In object detection, post-processing methods like Non-maximum Suppression (NMS) are widely used. NMS can substantially reduce the number of false positive detections but may still keep some detections with low objectness scores. In order to find the exact number of objects and their labels in the image, we propose a post processing method called Detection Selection Algorithm (DSA) which is used after NMS or related methods. DSA greedily selects a subset of detected bounding boxes, together with full object reconstructions that give the interpretation of the whole image with highest likelihood, taking into account object occlusions. The algorithm consists of four components. First, we add an occlusion branch to Faster R-CNN to obtain occlusion relationships between objects. Second, we develop a single reconstruction algorithm which can reconstruct the whole appearance of an object given its visible part, based on the optimization of latent variables of a trained generative network which we call the decoder. Third, we propose a whole reconstruction algorithm which generates the joint reconstruction of all objects in a hypothesized interpretation, taking into account occlusion ordering. Finally we propose a greedy algorithm that incrementally adds or removes detections from a list to maximize the likelihood of the corresponding interpretation. DSA with NMS or Soft-NMS can achieve better results than NMS or Soft-NMS themselves, as is illustrated in our experiments on synthetic images with mutiple 3d objects.
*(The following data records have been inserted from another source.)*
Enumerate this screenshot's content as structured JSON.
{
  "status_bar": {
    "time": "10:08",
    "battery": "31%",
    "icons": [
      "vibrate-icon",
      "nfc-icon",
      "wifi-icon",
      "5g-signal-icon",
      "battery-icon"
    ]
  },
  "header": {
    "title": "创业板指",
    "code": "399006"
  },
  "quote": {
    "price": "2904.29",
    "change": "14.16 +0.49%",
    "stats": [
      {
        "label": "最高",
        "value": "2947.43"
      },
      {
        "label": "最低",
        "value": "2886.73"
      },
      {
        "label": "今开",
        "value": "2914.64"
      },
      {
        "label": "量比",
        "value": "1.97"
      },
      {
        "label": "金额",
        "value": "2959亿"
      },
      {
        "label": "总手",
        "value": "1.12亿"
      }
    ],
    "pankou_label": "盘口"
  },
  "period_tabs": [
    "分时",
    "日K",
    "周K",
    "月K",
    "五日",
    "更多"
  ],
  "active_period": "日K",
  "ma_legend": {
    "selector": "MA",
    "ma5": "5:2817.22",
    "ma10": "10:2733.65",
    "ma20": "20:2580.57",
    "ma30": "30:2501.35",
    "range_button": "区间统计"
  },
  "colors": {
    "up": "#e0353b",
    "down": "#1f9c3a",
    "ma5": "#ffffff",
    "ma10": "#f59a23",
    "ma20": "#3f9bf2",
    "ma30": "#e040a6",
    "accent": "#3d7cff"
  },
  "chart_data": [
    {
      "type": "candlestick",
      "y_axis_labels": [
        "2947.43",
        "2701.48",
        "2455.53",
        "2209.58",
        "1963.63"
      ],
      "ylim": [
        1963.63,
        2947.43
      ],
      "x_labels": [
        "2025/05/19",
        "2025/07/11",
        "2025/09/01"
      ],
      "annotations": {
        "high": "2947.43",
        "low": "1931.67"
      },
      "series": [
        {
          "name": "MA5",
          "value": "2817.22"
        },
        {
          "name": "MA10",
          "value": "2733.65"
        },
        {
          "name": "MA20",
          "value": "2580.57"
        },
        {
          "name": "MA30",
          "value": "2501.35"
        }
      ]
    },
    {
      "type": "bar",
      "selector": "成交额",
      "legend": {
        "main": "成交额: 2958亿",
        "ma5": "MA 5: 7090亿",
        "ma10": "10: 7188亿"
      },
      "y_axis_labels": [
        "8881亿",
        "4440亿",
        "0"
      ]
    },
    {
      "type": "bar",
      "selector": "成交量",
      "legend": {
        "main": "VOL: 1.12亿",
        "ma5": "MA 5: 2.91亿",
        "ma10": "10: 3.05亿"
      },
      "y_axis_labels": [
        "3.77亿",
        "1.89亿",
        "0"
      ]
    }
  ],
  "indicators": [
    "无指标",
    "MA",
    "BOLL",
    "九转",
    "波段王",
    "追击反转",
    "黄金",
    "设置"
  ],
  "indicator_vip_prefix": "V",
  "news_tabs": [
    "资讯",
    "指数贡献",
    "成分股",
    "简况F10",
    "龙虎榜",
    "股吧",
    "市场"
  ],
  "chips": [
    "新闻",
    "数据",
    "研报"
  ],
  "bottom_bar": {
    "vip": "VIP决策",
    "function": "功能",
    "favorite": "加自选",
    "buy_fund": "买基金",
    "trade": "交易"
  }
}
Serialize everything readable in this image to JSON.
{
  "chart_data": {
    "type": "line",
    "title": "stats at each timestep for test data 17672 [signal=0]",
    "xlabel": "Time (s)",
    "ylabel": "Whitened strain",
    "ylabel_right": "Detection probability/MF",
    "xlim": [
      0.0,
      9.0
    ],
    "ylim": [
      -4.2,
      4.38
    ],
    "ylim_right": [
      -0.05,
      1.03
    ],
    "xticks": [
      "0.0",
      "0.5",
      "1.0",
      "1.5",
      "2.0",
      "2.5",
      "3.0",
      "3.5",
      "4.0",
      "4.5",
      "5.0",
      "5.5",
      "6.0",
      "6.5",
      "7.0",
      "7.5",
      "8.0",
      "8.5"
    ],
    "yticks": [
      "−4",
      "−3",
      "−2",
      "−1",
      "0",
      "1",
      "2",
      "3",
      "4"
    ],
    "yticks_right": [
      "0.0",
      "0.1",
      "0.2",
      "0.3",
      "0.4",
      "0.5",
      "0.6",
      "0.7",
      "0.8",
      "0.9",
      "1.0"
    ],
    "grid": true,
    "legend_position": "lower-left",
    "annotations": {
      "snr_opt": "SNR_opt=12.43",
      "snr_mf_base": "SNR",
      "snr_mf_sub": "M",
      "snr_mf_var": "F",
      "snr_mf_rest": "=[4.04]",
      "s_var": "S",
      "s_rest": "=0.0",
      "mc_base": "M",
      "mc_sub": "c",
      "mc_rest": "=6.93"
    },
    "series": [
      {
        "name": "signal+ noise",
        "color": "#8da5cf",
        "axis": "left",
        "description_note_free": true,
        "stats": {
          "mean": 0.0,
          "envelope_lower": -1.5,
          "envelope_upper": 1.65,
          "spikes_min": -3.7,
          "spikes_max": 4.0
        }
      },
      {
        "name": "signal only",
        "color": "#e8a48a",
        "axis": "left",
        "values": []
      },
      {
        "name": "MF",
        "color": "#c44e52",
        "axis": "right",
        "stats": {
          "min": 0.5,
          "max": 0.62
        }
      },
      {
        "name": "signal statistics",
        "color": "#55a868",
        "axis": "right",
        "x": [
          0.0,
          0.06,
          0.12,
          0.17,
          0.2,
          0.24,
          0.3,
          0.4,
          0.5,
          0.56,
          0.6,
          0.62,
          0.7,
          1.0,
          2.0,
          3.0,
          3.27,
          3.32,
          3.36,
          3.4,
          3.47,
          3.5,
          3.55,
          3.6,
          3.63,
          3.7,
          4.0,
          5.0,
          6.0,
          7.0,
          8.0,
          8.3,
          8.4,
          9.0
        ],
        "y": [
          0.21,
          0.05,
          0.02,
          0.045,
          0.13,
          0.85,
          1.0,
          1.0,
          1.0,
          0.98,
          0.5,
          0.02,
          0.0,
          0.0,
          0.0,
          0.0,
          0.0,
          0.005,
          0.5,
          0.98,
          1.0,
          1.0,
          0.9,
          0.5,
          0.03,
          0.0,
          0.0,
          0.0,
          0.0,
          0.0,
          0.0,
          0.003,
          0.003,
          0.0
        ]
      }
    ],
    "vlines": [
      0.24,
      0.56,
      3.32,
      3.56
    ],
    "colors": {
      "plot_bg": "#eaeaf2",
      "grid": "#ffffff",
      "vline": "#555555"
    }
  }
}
翻译：在目标检测中，诸如非极大值抑制（NMS）等后处理方法被广泛使用。NMS 能大幅减少假阳性检测的数量，但仍可能保留一些目标性分数较低的检测结果。为了精确确定图像中物体的数量及其标签，我们提出了一种名为检测选择算法（DSA）的后处理方法，该方法在 NMS 或相关方法之后使用。DSA 贪婪地选择一组检测到的边界框，并附带完整的物体重建结果，从而以最高似然性给出整幅图像的解释，同时考虑物体间的遮挡关系。该算法包含四个组成部分。首先，我们在 Faster R-CNN 中添加一个遮挡分支，以获取物体间的遮挡关系。其次，我们开发了一种单一重建算法，该算法能够根据物体的可见部分重建其完整外观，基于对训练好的生成网络（称为解码器）的潜变量优化。第三，我们提出了一种整体重建算法，该算法在考虑遮挡顺序的情况下，生成假设解释中所有物体的联合重建结果。最后，我们提出了一种贪婪算法，通过从列表中逐步添加或移除检测结果，以最大化相应解释的似然性。在我们的实验（涉及包含多个三维物体的合成图像）中，结合 NMS 或 Soft-NMS 的 DSA 相比单独使用 NMS 或 Soft-NMS 能获得更优的结果。